Consumers are not providing real solutions. Perhaps most alarmingly of all the findings, Americans with disabilities are not leading the LTSS policy discussion(s).

Finally, no proposals have provided a total picture of what LTSS costs for people with lifelong disabilities would look like, and no studies exist that provide viable funding alternatives for a new system.

Conclusion

It is imperative that our nation transform its LTSS programs, financing, and policies to promote and protect individual dignity and independence within the context of supportive families and communities and to circumvent the impending storm created by our growing demographic and economic challenges. If we are to achieve real change in our current system of LTSS, we will need to base the transformation on a: (a) broad definition; (b) fundamental set of operating assumptions that serve as the basis for real change to occur; and (c) series of action steps.

A broad definition of long-term service and supports will reflect people’s essential needs for maintaining a quality of life with maximum dignity and independence. Housing, transportation, nutrition, technology, personal assistance, and other social supports should be included in a definition of long-term services and supports.

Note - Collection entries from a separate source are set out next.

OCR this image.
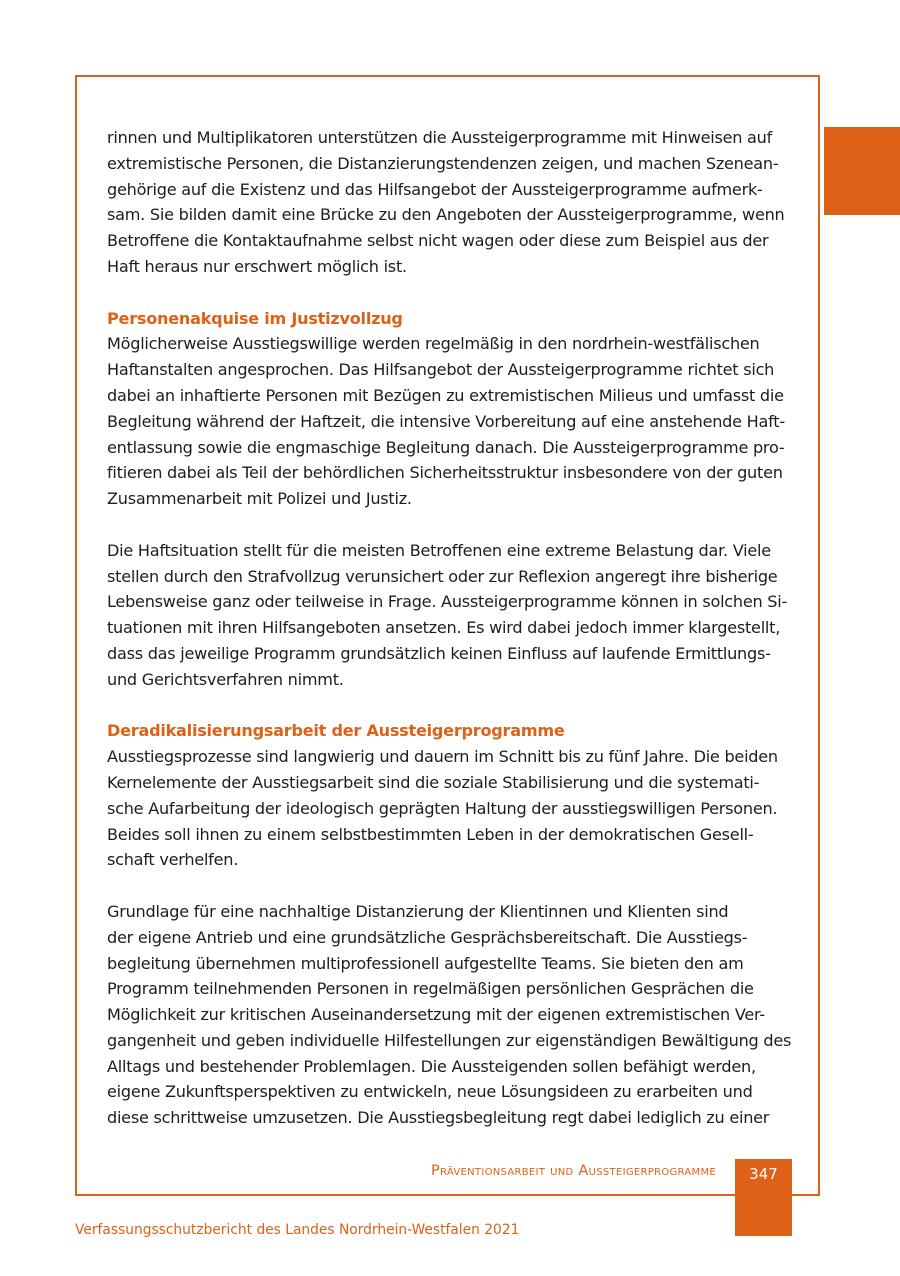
rinnen und Multiplikatoren unterstützen die Aussteigerprogramme mit Hinweisen auf
extremistische Personen, die Distanzierungstendenzen zeigen, und machen Szenean-
gehörige auf die Existenz und das Hilfsangebot der Aussteigerprogramme aufmerk-
sam. Sie bilden damit eine Brücke zu den Angeboten der Aussteigerprogramme, wenn
Betroffene die Kontaktaufnahme selbst nicht wagen oder diese zum Beispiel aus der
Haft heraus nur erschwert möglich ist.

Personenakquise im Justizvollzug

Möglicherweise Ausstiegswillige werden regelmäßig in den nordrhein-westfälischen
Haftanstalten angesprochen. Das Hilfsangebot der Aussteigerprogramme richtet sich
dabei an inhaftierte Personen mit Bezügen zu extremistischen Milieus und umfasst die
Begleitung während der Haftzeit, die intensive Vorbereitung auf eine anstehende Haft-
entlassung sowie die engmaschige Begleitung danach. Die Aussteigerprogramme pro-
fitieren dabei als Teil der behördlichen Sicherheitsstruktur insbesondere von der guten
Zusammenarbeit mit Polizei und Justiz.

Die Haftsituation stellt für die meisten Betroffenen eine extreme Belastung dar. Viele
stellen durch den Strafvollzug verunsichert oder zur Reflexion angeregt ihre bisherige
Lebensweise ganz oder teilweise in Frage. Aussteigerprogramme können in solchen Si-
tuationen mit ihren Hilfsangeboten ansetzen. Es wird dabei jedoch immer klargestellt,
dass das jeweilige Programm grundsätzlich keinen Einfluss auf laufende Ermittlungs-
und Gerichtsverfahren nimmt.

Deradikalisierungsarbeit der Aussteigerprogramme

Ausstiegsprozesse sind langwierig und dauern im Schnitt bis zu fünf Jahre. Die beiden
Kernelemente der Ausstiegsarbeit sind die soziale Stabilisierung und die systemati-
sche Aufarbeitung der ideologisch geprägten Haltung der ausstiegswilligen Personen.
Beides soll ihnen zu einem selbstbestimmten Leben in der demokratischen Gesell-
schaft verhelfen.

Grundlage für eine nachhaltige Distanzierung der Klientinnen und Klienten sind
der eigene Antrieb und eine grundsätzliche Gesprächsbereitschaft. Die Ausstiegs-
begleitung übernehmen multiprofessionell aufgestellte Teams. Sie bieten den am
Programm teilnehmenden Personen in regelmäßigen persönlichen Gesprächen die
Möglichkeit zur kritischen Auseinandersetzung mit der eigenen extremistischen Ver-
gangenheit und geben individuelle Hilfestellungen zur eigenständigen Bewältigung des
Alltags und bestehender Problemlagen. Die Aussteigenden sollen befähigt werden,
eigene Zukunftsperspektiven zu entwickeln, neue Lösungsideen zu erarbeiten und
diese schrittweise umzusetzen. Die Ausstiegsbegleitung regt dabei lediglich zu einer

Präventionsarbeit und Aussteigerprogramme	347
Verfassungsschutzbericht des Landes Nordrhein-Westfalen 2021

Furthermore, there are five operating assumptions that need to be addressed by policymakers who undertake any major effort intending to achieve meaningful change in LTSS. First, people who are elderly and people with disabilities both desire and deserve choices when seeking assistance with daily living in order to maintain their self-determination, dignity and independence. Second, without significant reform, the current financing mechanisms, both public and private, will become unsustainable in the near future. LTSS must be affordable to all Americans regardless of income level and we must consider opportunities to leverage public and private support in new ways without impoverishing beneficiaries. Third, there is an opportunity with the changing demographic picture of the United States to explore the possibilities of a universal approach to the design and financing of supports that is responsive to individuals with disabilities both under and over the age of 65 without sacrificing individual choice and flexibility. Fourth, formal and informal care giving must be sustained; and family needs and workforce recruitment and retention challenges must be addressed. Fifth, the approach to quality must examine consumer direction and control of resources in addition to traditional external quality assurance mechanisms.

Finally, we need to engage in a series of action steps and activities to make the transformation happen. These action steps include: Increase policymaker knowledge and understanding of public and private costs and benefits of LTSS for people with disabilities under age 65 and their families; design and implement an action plan to monitor and oversee states’ activities to meet their ADA obligations as a result of the Olmstead Supreme Court decision; decouple eligibility for home and community-based waiver services from determination of nursing home eligibility; increase support for family members and others in their role as informal and unpaid caregivers for individuals with disabilities of all ages; improve the supply, retention, and performance of direct support workers to meet increasing demand; hold states accountable for rebalancing their system to increase home and community-based LTSS; explore possible relationships between private LTSS insurance products and publicly financed LTSS; and, improve consumer understanding, knowledge, and skills to develop a person-centered plan and self-direct an individual LTSS budget.

As the number of Americans requiring LTSS increases, the existing fragmented “system” will become increasingly incapable of being sustained. Without a dramatic change of direction, disaster is inevitable.